Pour l'OTAN, c'est l'heure du réveil. La mort cérébrale n'était qu'un coma profond ; l'Amérique est de retour. Comme l'a dit le président Biden, « Le moindre pouce du territoire de l'OTAN sera défendu. » Les Européens, Allemagne en tête, découvrent les limites du doux commerce, la fragilité géopolitique de nos valeurs, l'impératif catégorique de la solidarité, le devoir d'être forts et complémentaires, aussi impérieux que celui d'être justes. Sans ce revirement de la politique russe, nous ne serions pas ici ce soir à discuter de l'adhésion à l'OTAN de deux grands pays qui ont librement décidé de mettre un terme à deux siècles de neutralité pour la Suède et, pour la Finlande, à soixante-quinze ans de relations spéciales avec la Russie.
Sans doute la rupture n'est-elle pas brutale. La Finlande s'était certes interdit de rejoindre l'OTAN après la chute de l'Union soviétique, mais elle s'était arrachée aux contraintes de la souveraineté limitée que lui avait imposées son puissant voisin par le traité de Paris de 1947. La Suède, quant à elle, avait toujours entretenu dans le passé avec les puissances occidentales, et tout particulièrement avec les États-Unis, une relation de coopération discrète mais substantielle. Depuis la fin de la guerre froide, les deux pays avaient noué avec l'OTAN un partenariat organisé. L'idée était alors, à Stockholm, de se rapprocher suffisamment de l'OTAN pour se dispenser d'avoir à en faire partie. Cette subtilité appartient désormais au passé.

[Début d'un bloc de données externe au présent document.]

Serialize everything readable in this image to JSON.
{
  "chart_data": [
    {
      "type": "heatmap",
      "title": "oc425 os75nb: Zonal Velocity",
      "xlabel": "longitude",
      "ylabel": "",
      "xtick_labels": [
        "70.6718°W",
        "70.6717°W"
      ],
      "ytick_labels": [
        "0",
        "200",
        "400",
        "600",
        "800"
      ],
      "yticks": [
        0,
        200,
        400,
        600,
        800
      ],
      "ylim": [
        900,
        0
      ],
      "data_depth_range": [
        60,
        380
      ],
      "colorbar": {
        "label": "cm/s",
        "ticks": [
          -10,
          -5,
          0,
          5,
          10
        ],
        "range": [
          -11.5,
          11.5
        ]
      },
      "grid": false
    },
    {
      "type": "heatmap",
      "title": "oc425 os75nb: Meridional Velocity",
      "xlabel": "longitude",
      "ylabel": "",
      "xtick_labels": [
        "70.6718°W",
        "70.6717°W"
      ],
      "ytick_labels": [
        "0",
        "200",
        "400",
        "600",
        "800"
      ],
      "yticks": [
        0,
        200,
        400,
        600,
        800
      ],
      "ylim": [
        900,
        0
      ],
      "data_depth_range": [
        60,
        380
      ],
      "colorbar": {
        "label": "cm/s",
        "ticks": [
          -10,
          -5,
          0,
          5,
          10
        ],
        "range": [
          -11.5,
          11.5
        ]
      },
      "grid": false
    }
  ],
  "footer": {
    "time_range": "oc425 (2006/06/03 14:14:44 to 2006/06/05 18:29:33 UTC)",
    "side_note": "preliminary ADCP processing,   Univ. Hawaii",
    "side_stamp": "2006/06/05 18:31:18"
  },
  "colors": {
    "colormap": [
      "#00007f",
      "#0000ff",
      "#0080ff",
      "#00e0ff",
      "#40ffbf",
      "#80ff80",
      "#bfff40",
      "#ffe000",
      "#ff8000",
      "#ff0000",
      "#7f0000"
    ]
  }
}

Il manquait cependant aux relations entre l'OTAN et les deux démocraties nordiques deux choses essentielles et que seule l'adhésion pouvait apporter : d'une part, une participation à part entière à la décision au sein d'une organisation dont je rappelle qu'elle est respectueuse de la souveraineté des États et fonctionne sur la base du commun accord ; d'autre part, le bénéfice de l'article 5 du traité, c'est-à-dire la garantie de solidarité, y compris l'emploi de la force armée de tous ses membres en cas d'agression de l'un d'entre eux.
En votant pour le projet de loi qui vous est soumis, pour les deux protocoles qui vous sont proposés, c'est à cet engagement réciproque de solidarité maximale que vous faites souscrire la France. La question qui vous est posée est donc de savoir si cet engagement réciproque est légitime à vos yeux, s'il est utile à la sauvegarde de la paix et à la sécurité de tous. Votre rapporteur et la commission des affaires étrangères, qui s'est prononcée à une très large majorité en faveur du projet de loi, répondent clairement oui à cette question.
Trois considérations principales me semblent devoir guider le choix de la représentation nationale. Il y a d'abord la réduction, à la charnière de l'Union européenne et de la Russie, de la zone grise, zone de tous les dangers, comprenant les États qui inquiètent la Russie par leur adhésion au modèle économique, social et politique des démocraties occidentales sans pour autant disposer des garanties de sécurité correspondantes.